The U.S. military’s deepening entanglements with the Trump Administration’s hardline response to the influx of migrants has drawn fire from Democrats in Congress.

“A disgraceful misuse of taxpayer $$,” Senator Dick Durbin of Illinois wrote in a tweet. “Our military has more important work to do than making Trump’s wall beautiful.”

The Defense Department has approved numerous Homeland Security requests, including for aerial reconnaissance, ground surveillance, search and rescue support, medical support, engineering support, helicopter transportation, personnel protection and other needs. Separately, the Pentagon announced two military contracts in April worth $976 million to construct a wall along the U.S. border with Mexico.

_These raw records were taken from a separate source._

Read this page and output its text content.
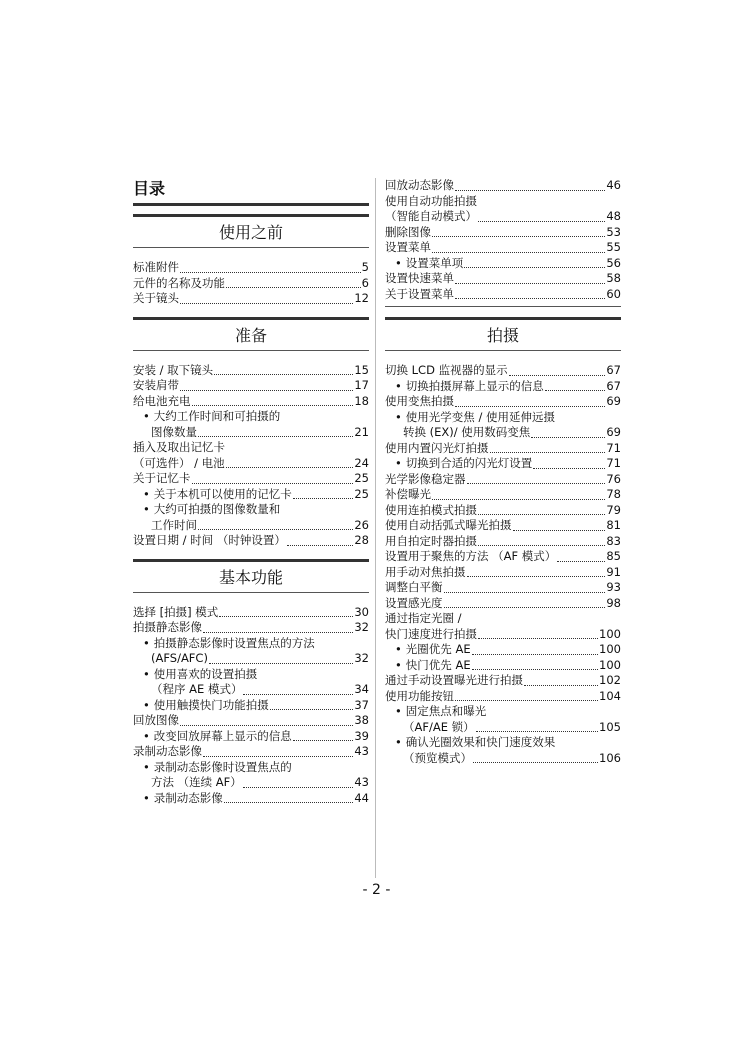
目录
使用之前
标准附件	5
元件的名称及功能	6
关于镜头	12
准备
安装 / 取下镜头	15
安装肩带	17
给电池充电	18
• 大约工作时间和可拍摄的
图像数量	21
插入及取出记忆卡
（可选件） / 电池	24
关于记忆卡	25
• 关于本机可以使用的记忆卡	25
• 大约可拍摄的图像数量和
工作时间	26
设置日期 / 时间 （时钟设置）	28
基本功能
选择 [拍摄] 模式	30
拍摄静态影像	32
• 拍摄静态影像时设置焦点的方法
(AFS/AFC)	32
• 使用喜欢的设置拍摄
（程序 AE 模式）	34
• 使用触摸快门功能拍摄	37
回放图像	38
• 改变回放屏幕上显示的信息	39
录制动态影像	43
• 录制动态影像时设置焦点的
方法 （连续 AF）	43
• 录制动态影像	44
回放动态影像	46
使用自动功能拍摄
（智能自动模式）	48
删除图像	53
设置菜单	55
• 设置菜单项	56
设置快速菜单	58
关于设置菜单	60
拍摄
切换 LCD 监视器的显示	67
• 切换拍摄屏幕上显示的信息	67
使用变焦拍摄	69
• 使用光学变焦 / 使用延伸远摄
转换 (EX)/ 使用数码变焦	69
使用内置闪光灯拍摄	71
• 切换到合适的闪光灯设置	71
光学影像稳定器	76
补偿曝光	78
使用连拍模式拍摄	79
使用自动括弧式曝光拍摄	81
用自拍定时器拍摄	83
设置用于聚焦的方法 （AF 模式）	85
用手动对焦拍摄	91
调整白平衡	93
设置感光度	98
通过指定光圈 /
快门速度进行拍摄	100
• 光圈优先 AE	100
• 快门优先 AE	100
通过手动设置曝光进行拍摄	102
使用功能按钮	104
• 固定焦点和曝光
（AF/AE 锁）	105
• 确认光圈效果和快门速度效果
（预览模式）	106
- 2 -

In addition, American forces have strung coils of razor wire atop southern border fences and points of entry with Mexico in California, Arizona and Texas. U.S. forces have also started parking pick-up trucks mounted with telescopic video cameras, known as “Mobile Surveillance Cameras,” in all nine border Patrol Sectors in each of the four states bordering Mexico. The devices are armed with infrared cameras, enabling troops to watch for illegal border crossings to operate day or night.

Administration officials are now assessing whether military bases in Oklahoma, Montana and Georgia are suitable to shelter 5,000 immigrant children apprehended at the U.S.-Mexico border without an adult relative. Existing shelters are running out of space.